Imagine yourself sitting on a creaky ship as a passenger en route to the Emerald Isle of Ireland. Frederick Douglass, the great abolitionist, is on board with you. The year is 1845. The ship gently rocks while the rains outside come down in torrents from a flash thunderstorm. The stormy atmosphere heightens the dramatic impact of witnessing the great orator, Frederick Douglass himself declare upon arrival, “In Ireland, I am treated as a man. In America, I am less than a man.”
Solas Nua’s newest site-specific production, The Frederick Douglass Project captures the realism of this eventful time in American history with its world premiere of the first-ever theatrical play presented on a floating pier– Washington, DC’s The Yards Marina.
Luckily, a tent shielded us from the actual downpour while an ensemble of some of DC’s best local talent presented a play with music, including dancing, hip-hop, and Irish song in a uniquely fascinating synthesis of African American and Irish history and culture in The Frederick Douglass Project.
Two plays, both directed by Howard University’s own Raymond O. Caldwell, An Eloquent Fugitive Slave Flees to Ireland, by award-winning playwright and director, Psalmayene 24 and Wild Notes, by the internationally recognized Irish playwright Deirdre Kinahan merge to blend the stories of Frederick Douglass’ real-life transatlantic voyage to Ireland. It also creates the fictional account of some of the characters Frederick Douglass encountered when he landed in Cork to give lectures on his first autobiography, during the height of the Irish famine.
Frederick Douglass escaped slavery by running away and freeing himself from America’s brutal economic system of slavery that shipped human life from Africa at the bottom of torturous slave ships to be bartered for economic gain.
The Irish were held hostage to a system that shipped human life as indentured servants to America in “coffin ships” that claimed the lives of many Irishmen. Famine was also the reality for the Irish poor who were viewed by the English as lesser men and women as little more than chattel.
Gary L. Perkins III gives a strong, proudly arrogant performance as Frederick Douglass, interconnecting both ends of the two plays. It might have been helpful to brownout the ending of the first play before beginning the second, for clarity, as there were two different playwrights – an African American male for the first half and an Irish female for the second half.
In An Eloquent Fugitive Slave Flees to Ireland, two good ol’ boys from Georgia are on the ship with Douglass and threaten to throw him overboard when a white female passenger puts on Douglass’ old slave shackles out of curiosity only to find that he doesn’t have the key and she can’t loose herself. The men accuse Douglass of accosting her.
Daniel Westbrook as Roscoe, the uneducated clockmaker, and Kevin Collins as Hazard, an equally ignorant passenger, are convincing in their southern accented hatred for human dignity and freedom.

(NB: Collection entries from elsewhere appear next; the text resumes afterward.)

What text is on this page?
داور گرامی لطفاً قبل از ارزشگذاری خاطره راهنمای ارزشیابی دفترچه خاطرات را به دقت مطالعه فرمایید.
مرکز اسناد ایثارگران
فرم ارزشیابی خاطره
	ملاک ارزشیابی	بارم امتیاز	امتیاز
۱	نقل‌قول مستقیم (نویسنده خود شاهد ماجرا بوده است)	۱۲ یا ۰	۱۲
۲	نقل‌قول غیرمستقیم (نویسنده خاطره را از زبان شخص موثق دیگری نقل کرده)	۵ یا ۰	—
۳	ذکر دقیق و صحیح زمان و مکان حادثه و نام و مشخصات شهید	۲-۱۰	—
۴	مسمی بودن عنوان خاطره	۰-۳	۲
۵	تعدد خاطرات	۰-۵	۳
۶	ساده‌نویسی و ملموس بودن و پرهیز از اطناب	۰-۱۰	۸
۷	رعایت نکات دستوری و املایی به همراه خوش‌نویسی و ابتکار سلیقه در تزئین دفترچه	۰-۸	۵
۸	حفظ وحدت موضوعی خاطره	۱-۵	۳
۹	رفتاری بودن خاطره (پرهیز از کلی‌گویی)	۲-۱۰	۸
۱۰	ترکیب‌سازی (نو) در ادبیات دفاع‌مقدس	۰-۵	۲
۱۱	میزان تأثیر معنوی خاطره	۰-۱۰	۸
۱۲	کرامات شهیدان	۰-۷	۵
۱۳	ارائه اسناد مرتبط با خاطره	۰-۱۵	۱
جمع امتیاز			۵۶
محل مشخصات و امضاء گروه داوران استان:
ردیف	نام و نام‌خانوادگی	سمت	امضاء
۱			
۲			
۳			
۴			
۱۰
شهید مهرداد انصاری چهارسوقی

Madeline Mooney plays Susan Cahill, the woman with the shackles, and later in the second half in Wild Notes, as Margaret Keane, where she plays a young educated Irish woman who resorts to street pandering to survive tough times in Ireland. She befriends Douglass as he tries, much to her bewilderment, to help her comprehend slavery, the “illness of the soul—the contagion that has spread across America” and what it meant to be enslaved.
Her perfectly lilting Irish accent as Margaret was matched by her outstanding portrayal as Susan, the poor American who had feigned illness just to escape the lower passenger rungs on the ship to Ireland.
Equal rights for women, sanctuary for immigrants, racism, sexism and economic inequality were some of the explosive themes in The Frederick Douglass Project as the play interspersed the narrative with rap dialogue for present-moment linkages to current social challenges through hip-hop culture.
A supporting ensemble with Mike Crowley, who doubled as ship captain, and Tiffany Byrd, Jenny Donovan, and Louis E. Davis, who also doubled as characters with their own stories of domestic violence and police brutality, were perfectly cast. They ably added singing, dancing (choreography by Tiffany Quinn), and hip hop with period costumes by Danielle Preston to re-create America and Ireland at a time when Frederick Douglass had become an international leader in the abolitionist movement at home and abroad.
The Frederick Douglass Project is a production that I have not seen the likes of before. To look out upon the Anacostia River from the audience, who sat on both sides of a raised platform stage, and see the night-lit outlines of Frederick Douglass’ home on Cedar Hill and the beauty of the Frederick Douglass bridge in the distance while watching a play sitting on a floating pier gave an immediacy to the importance of Frederick Douglass’ life. The production honored the man as it celebrated deep connections between African American and Irish culture.
There were so many relevant themes in The Frederick Douglass Project that built bridges of goodwill between African Americans and the Irish in this play on a pier to support Solas Nua’s dedication to contemporary Irish arts and its mission to bring the best new Irish talent to American audiences.
Solas Nua (which means “new light” in Irish) has mounted a production that deserves to be seen and supported by all who value the power of theater to bring awareness to movements everywhere that are fighting for social justice and social change.
Running Time: 75 minutes, with no intermission.